Four years later, the Legislature added a companion tax on items purchased out of state but were used, stored or consumed in Utah, otherwise known as a “use tax,” the Research and General Counsel noted.

It wouldn’t be adjusted again until 1955 when money from sales tax was rerouted to the state’s general fund instead of its emergency relief fund. All sales tax goes to the state’s General Fund to this day, which helps fund areas in Utah’s budget like education, transportation, public safety and life services, according to the Governor’s Office of Management and Budget. Some funds also get earmarked for specific reasons, such as state projects.

A local option rate of 0.5 percent was tacked in 1959, which allowed cities or counties to add sales tax for the first time. The state rate increased to 2.50 percent in 1961 — its first jump since 1937. It rose again twice in the 1960s, ending the decade at 4 percent statewide. Those rate increases came as the demand for public services grew, the council wrote in its report.

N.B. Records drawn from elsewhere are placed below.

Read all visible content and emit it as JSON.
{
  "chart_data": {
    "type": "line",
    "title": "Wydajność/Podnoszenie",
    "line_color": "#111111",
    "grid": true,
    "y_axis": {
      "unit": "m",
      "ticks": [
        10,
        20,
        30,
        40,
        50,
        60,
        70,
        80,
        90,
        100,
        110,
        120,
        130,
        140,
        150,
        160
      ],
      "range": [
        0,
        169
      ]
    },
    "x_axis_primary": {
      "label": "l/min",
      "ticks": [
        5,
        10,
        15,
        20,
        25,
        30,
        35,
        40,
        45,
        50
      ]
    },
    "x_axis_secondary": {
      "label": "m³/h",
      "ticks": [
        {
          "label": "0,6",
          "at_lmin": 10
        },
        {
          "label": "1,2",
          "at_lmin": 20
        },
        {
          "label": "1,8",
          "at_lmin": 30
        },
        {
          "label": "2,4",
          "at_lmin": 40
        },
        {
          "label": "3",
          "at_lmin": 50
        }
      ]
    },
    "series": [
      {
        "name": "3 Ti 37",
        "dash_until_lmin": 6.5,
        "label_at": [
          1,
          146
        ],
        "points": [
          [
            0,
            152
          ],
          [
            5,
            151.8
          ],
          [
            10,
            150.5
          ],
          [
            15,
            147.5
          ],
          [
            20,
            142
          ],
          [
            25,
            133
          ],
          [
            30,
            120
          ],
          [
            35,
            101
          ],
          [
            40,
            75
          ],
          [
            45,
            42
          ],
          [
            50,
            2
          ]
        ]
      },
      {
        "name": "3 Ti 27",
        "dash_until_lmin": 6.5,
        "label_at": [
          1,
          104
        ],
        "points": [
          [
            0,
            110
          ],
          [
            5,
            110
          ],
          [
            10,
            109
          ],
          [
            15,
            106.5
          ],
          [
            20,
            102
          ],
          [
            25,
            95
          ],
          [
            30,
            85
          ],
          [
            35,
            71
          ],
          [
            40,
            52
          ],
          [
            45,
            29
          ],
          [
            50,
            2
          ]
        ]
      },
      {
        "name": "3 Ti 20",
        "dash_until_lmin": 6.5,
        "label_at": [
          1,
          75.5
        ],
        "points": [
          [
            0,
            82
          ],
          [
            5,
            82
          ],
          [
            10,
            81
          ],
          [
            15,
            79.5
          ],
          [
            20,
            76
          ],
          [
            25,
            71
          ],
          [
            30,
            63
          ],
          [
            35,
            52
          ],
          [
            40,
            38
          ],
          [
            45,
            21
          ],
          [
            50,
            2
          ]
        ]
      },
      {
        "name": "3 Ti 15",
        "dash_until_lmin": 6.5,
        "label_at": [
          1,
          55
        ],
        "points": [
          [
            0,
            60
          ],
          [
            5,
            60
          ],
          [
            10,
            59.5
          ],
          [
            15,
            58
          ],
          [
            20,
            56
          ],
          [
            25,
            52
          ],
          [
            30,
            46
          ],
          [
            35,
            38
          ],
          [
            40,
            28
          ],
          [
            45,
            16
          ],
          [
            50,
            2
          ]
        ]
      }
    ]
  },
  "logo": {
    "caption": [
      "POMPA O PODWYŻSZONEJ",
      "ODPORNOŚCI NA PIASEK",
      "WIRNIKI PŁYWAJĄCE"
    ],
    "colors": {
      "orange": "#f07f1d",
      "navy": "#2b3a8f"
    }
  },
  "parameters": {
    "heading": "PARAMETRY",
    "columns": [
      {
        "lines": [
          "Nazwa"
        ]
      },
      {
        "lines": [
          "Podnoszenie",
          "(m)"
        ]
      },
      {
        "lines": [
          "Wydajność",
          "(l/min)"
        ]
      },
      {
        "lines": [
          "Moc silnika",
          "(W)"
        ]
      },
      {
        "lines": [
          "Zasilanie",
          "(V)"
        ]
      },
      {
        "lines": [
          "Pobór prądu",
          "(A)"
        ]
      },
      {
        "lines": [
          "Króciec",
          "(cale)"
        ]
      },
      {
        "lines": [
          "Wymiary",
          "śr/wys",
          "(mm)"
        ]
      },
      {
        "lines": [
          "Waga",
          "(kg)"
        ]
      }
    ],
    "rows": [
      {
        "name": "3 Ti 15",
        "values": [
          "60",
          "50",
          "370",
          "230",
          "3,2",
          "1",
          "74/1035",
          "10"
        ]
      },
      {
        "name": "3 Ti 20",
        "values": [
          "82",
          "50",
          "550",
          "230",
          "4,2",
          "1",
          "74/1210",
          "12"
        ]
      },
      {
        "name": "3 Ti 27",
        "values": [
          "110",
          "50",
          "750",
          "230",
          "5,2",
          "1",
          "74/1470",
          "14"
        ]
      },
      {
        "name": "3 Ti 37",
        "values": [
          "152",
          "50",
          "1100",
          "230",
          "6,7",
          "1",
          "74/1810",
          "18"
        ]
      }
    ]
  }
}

By the 1970s, sales tax overtook property tax as the state’s largest revenue resource and remained the top until the mid-2000s. The rate continued to rise from the '70s and eventually topped out at 5.09 percent. It’s fluctuated slightly since and is now 4.85 percent.

However, as the governor’s office points out, sales tax revenue has fallen during that time. A report by the Utah Foundation in 2018 also noted this. Using Bureau of Economic Analysis data, the foundation showed the sales tax burden significantly dropped in recent years to be lower than income or property tax.

Herbert’s office, the 2011 legislative report and the Utah Foundation all point to a change in what Utahns buy for that reason.

Our economy has changed so much that what used to exist 20 years ago doesn’t exist today, and there’s stuff that exists today that didn't exist 20 years ago.

–Kristen Cox, executive director of the Office of Budget and Management

The state sales tax includes retail sales of goods, some telecommunication services, fuel, food, repair/cleaning/renovation of personal property, laundry and other things. It doesn’t include health care services, professional services (like legal and accounting services), salon or landscaping services. It also doesn’t include many phone apps or streaming services.

“Our economy has changed so much that what used to exist 20 years ago doesn’t exist today, and there’s stuff that exists today that didn't exist 20 years ago,” Kristen Cox, executive director of the Office of Budget and Management, told KSL.com. “Since we didn’t know it existed, it wasn’t a part of the taxing structure.

“Our economy has just fundamentally shifted from a goods-based economy to a service-based economy,” she added. “This equitable sales tax where everybody pays a little bit because they’re consuming has shifted, so that’s a real structural problem.”

While Herbert's proposal is up in the air, it's worth knowing how sales tax came to be and how it has changed over time as context for the debate of what to do with it next.